Jerry West is “The Logo.” For years, it was the worst kept secret in basketball. Everyone knew it, from players and executives to the fans at home. One sight of that signature silhouette is all that’s needed for those with any familiarity with West as a player.

What you may not have known, however, is that without SPORT Magazine, the NBA logo as we know it would not exist. 

In a new Prime Video feature-length documentary on the life and legacy of West, aptly titled “The Logo,” the record is set straight, once and for all. The commissioner himself, Adam Silver, officially acknowledges West’s likeness was the inspiration for the NBA logo (something his predecessor, David Stern, would never do). Silver’s source? Alan Siegel, the designer.
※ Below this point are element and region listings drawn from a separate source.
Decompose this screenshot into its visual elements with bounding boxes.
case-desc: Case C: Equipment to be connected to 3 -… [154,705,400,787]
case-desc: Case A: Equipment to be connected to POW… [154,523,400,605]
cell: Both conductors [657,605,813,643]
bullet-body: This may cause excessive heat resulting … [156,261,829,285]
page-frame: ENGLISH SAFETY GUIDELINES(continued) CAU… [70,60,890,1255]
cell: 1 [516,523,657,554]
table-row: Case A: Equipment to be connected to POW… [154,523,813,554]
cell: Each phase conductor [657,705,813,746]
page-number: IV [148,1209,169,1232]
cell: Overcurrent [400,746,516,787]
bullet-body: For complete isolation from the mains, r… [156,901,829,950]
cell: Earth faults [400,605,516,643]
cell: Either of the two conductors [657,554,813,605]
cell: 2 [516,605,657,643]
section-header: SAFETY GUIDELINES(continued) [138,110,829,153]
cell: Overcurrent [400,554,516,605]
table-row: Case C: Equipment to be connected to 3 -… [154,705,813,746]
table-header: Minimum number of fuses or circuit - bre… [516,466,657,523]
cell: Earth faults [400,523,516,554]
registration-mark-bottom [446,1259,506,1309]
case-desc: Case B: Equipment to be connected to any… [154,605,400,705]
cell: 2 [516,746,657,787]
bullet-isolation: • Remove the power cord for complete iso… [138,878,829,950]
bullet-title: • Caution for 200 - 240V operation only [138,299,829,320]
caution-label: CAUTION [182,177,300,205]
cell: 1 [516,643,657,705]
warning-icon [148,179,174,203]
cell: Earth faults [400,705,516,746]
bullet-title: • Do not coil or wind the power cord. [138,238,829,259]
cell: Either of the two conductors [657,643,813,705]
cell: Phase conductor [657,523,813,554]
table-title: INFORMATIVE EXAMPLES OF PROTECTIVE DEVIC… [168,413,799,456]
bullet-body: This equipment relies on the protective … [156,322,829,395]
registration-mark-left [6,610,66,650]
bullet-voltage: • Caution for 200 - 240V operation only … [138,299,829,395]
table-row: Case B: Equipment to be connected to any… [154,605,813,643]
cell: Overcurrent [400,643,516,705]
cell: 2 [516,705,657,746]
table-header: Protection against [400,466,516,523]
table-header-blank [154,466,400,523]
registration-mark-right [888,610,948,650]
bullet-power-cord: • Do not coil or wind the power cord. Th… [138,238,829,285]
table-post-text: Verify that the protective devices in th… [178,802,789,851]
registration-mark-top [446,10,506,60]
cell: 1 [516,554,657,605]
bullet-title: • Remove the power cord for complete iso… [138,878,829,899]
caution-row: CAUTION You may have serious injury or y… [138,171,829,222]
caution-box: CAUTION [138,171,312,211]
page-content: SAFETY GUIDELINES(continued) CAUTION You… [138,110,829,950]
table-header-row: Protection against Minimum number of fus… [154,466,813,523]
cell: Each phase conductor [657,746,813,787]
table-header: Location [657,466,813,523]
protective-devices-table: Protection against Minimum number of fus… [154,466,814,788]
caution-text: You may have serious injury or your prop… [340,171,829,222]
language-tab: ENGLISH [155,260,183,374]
Tasked with creating a new “symbol for the identity of the league” in 1969, Siegel reached out to SPORT Magazine in search of inspiration. According to an NPR piece on West from 2024, it was famed sportswriter, broadcaster, and author Dick Schaap, then managing editor of SPORT, who aided Siegel.

“I thought this picture that I found of him dribbling up the court was very elegant, very classic, showed a dynamic motion,” Siegel says in the doc. From there, the design came together swiftly, in a matter of hours. The NBA’s interest was “immediate,” and the rest, as they say, is history.

Today the NBA logo remains iconic and instantly recognizable. The only thing that’s changed is our acknowledgment of its origins; Jerry West and SPORT Magazine, now forever tied by “The Logo.”